Much of Adoremus’s critique focuses on Mahony’s alleged blurring of the liturgical roles of priest and assembly. In seeming to emphasize the priest as “presider,” the cardinal’s letter supposedly encourages an effort to cast the assembly as “co-celebrants.” Although some popular misunderstandings about the priesthood should be a matter of concern, this specific charge is baseless. Nowhere does Mahony minimize the role or status of the ordained. More important, presiding in the assembly should not be seen as a denigration of the priest’s sacerdotal powers. Rather, “Gather Faithfully Together” recognizes that priesthood finds its culmination and truest expression precisely in leadership of the worshiping community. Even the eucharistic prayer, after all, does not belong to the priest alone, but is the prayer of the whole assembly. Contrary to Adoremus’s seeming longing for a return to the days when the distinction between priest and people was given exaggerated importance, the reformed liturgy returns us to a more venerable Catholic tradition that unites all the baptized in one act of sacrifice and remembrance.

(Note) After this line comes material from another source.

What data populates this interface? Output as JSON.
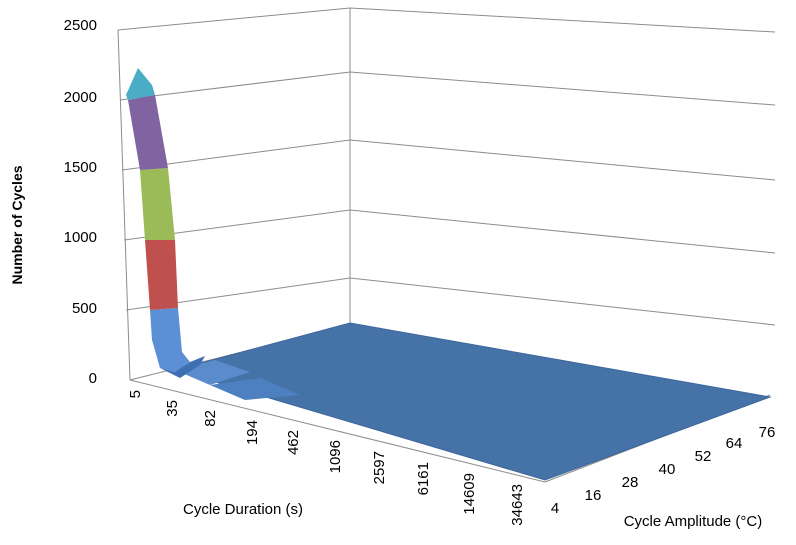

“Who are the laity?” a bishop once condescendingly asked Cardinal Newman. “I answered,” Newman recalled, “that the church would look foolish without them.” As “Gather Faithfully Together” demonstrates, Cardinal Mahony shares Newman’s sound instincts about the faithfulness and credibility of the laity. More than any conceivable shortcoming in Mahony’s pastoral letter, it is the intemperate charges of Adoremus and Mother Angelica that increase “the liturgical confusion already pervasive in the church.”